We have assumed by the null hypothesis that two RFs estimated from the same neuron at different scanning velocities have identical underlying structure (i.e., S₁ =S₂ = S). When the noise variances are identical, as we assume they are in estimates based on interleaved sweeps at the same velocity, the correlation between estimates of the same RF (RF₁ vs RF₁) is given by:

$${\rho }_{11}=\frac{{\varsigma }_S^2}{({\varsigma }_S^2+{\varsigma }_{N_1}^2)}.$$ Equation B4

Thus, it can be seen that the expected correlation between two estimates of the same RF with different noise variances (Eq. EB3 above) is given by:

$${\rho }_{12}={\left(\frac{{\varsigma }_S^2}{{\varsigma }_S^2+{\varsigma }_{N_1}^2}\right)}^{1/2}{\left(\frac{{\varsigma }_S^2}{{\varsigma }_S^2+{\varsigma }_{N_2}^2}\right)}^{1/2}$$ Equation B5

$$={\rho }_{11}^{1/2} {\rho }_{22}^{1/2},$$

where ρ₁₁ and ρ₂₂ are the expected correlations for repeated measures of RFs with noise variances ς₂^N₁ and ς₂^N₂. The noise variances are not known but the noise indices are, and they can be used to get estimates of the expected correlations for repeated RF estimates (ρ₁₁ and ρ₂₂).

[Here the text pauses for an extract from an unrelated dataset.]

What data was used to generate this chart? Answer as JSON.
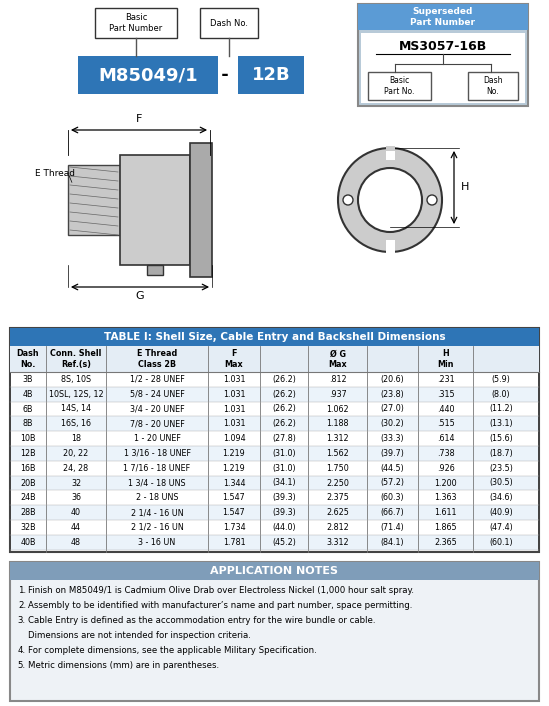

To do this, the data in Figure 13 were smoothed using a 100-point-wide boxcar filter; the result is shown as a solid line. For each RF estimate at each scan velocity, an estimate of the correlation coefficient of that RF and another RF estimate obtained under identical stimulus conditions (i.e., ρ₁₁ in Eq. EB5) was determined using the noise index of the RF estimate and the curve in Figure 13. Thus, for two RFs estimated from the same neuron at different scanning velocities, the expected correlation under the null hypothesis of identical underlying RF structures but possibly different noise variances (i.e., ρ₁₂ in Eqs. EB3 and EB5) was determined from Equation EB5, with ρ₁₁ and ρ₂₂determined from the noise indices of each RF estimate.